Giornata mondiale rifugiato: cresce la gente in fuga dai conflitti, Occidente poco
sensibile sull'asilo
Ricorre oggi la Giornata Mondiale del Rifugiato dedicata a sensibilizzare l'opinione
pubblica mondiale sui cittadini costretti a fuggire dal proprio Paese. Secondo i dati
pubblicati dalle Nazioni Unite nel 2011 si stima che almeno 4milioni e 300mila persone
abbiano dovuto abbandonare la propria casa per guerre o persecuzioni e anche il numero
di coloro che hanno ottenuto l’asilo è cresciuto in ragione dei recenti conflitti
in Libia, Somalia e Yemen. Sentiamo Laura Boldrini, portavoce dell’Alto Commissariato
delle Nazioni Unite per i Rifugiati nell’intervista di Stefano Leszczynski.
R. - Purtroppo
un anno record in termini di spostamenti forzati di popolazione: almeno 4 milioni
e 300mila persone sono state costrette a fuggire dalle proprie case. La maggior parte
di queste persone è rimasta all’interno del proprio Paese, quindi in una situazione
di sfollamento interno, mentre 800mila di loro si sono rifugiati nei Paesi confinanti.

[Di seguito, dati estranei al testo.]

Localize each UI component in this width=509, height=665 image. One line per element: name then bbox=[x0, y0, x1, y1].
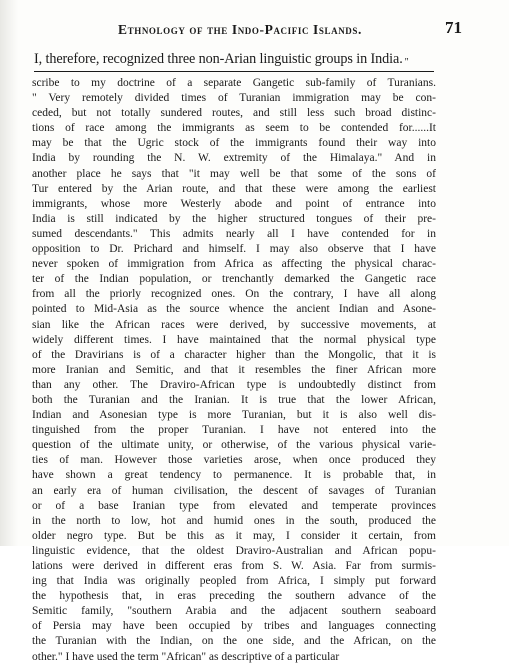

Questo aumento rispetto agli anni precedenti è dovuto anche alle numerose crisi che
sono esplose lo scorso anno, tra cui - vale sicuramente la pena ricordare - la guerra
in Libia, la carestia e la guerra in Somalia e la situazione molto turbolenta in Sudan.
D.
- Molte persone in fuga dalle guerre, dalle carestie, dalle persecuzioni, finiscono
in Paesi dove non c’è la possibilità di chiedere asilo e dove tuttavia trovano un
rifugio di fortuna. Qual è la sorte di queste persone, restano bloccate in questi
Paesi o riescono a fuggire verso un futuro migliore?
R. - Diciamo che i quattro
quinti, quindi una percentuale molto alta, dei rifugiati vive nei Paesi vicini a quello
da cui sono fuggiti, quindi rimangono nel sud del mondo. Mi riferisco ad esempio al
Pakistan per quanto riguarda i rifugiati afghani, che in Pakistan sono appunto un
milione e 700mila. Mi riferisco anche all’Iran, sempre per quanto riguardo gli afghani;
anche qui abbiamo circa 900mila afghani. Poi c’è il Kenya, da dove io sono appena
rientrata e dove ho visitato il campo di Dadaab che è il più grande campo profughi
al mondo con 500mila persone, in questo caso somali in fuga dal loro Paese che ormai
dall’inizio degli anni ’90 non trova più una situazione di stabilità. Oggi, il campo
di Dadaab rappresenta la terza città del Kenya per numero di abitanti. E’ evidente
che i Paesi limitrofi poi si fanno carico di queste situazioni molto di più dei Paesi
ricchi e industrializzati.
D. - Una situazione che smentisce completamente
quelli che parlano di un’invasione verso l’Europa dei rifugiati, dei richiedenti asilo,
e una sorta di terrorismo demografico che poi in alcuni Paesi come la Grecia ha portato
all’esplosione della xenofobia e alla vittoria di partiti della destra ultranazionalista.
Cosa si può fare per riportare l’equilibrio in questa situazione?
R. - Io penso
che sia importante, specialmente per chi fa informazione, mettere tutto ciò in una
prospettiva globale. Il fenomeno è essenzialmente un fenomeno globale, non si può
guardarlo con la lente di ogni singolo Paese. Un dato significativo, che non si conosce,
è che per esempio lo scorso anno nel solo Stato del Sudafrica, quindi un solo Paese
africano, sono state avanzate 107mila domande d’asilo; nei Paesi dell’Unione europea
arriviamo alla Francia con 52mila domande d’asilo, come primo Paese, con il più alto
numero, quindi la metà di quello dello Stato del Sudafrica. Questo fa capire che da
noi in Europa c’è molta demagogia sulla presenza dei rifugiati, sugli sbarchi. C’è
una demagogia molto pericolosa, che fa vedere nell’altro una minaccia e fa suscitare
una sindrome da invasione. I numeri non parlano di questo, la fotografia globale smentisce
questa attitudine, smentisce chi grida all’invasione.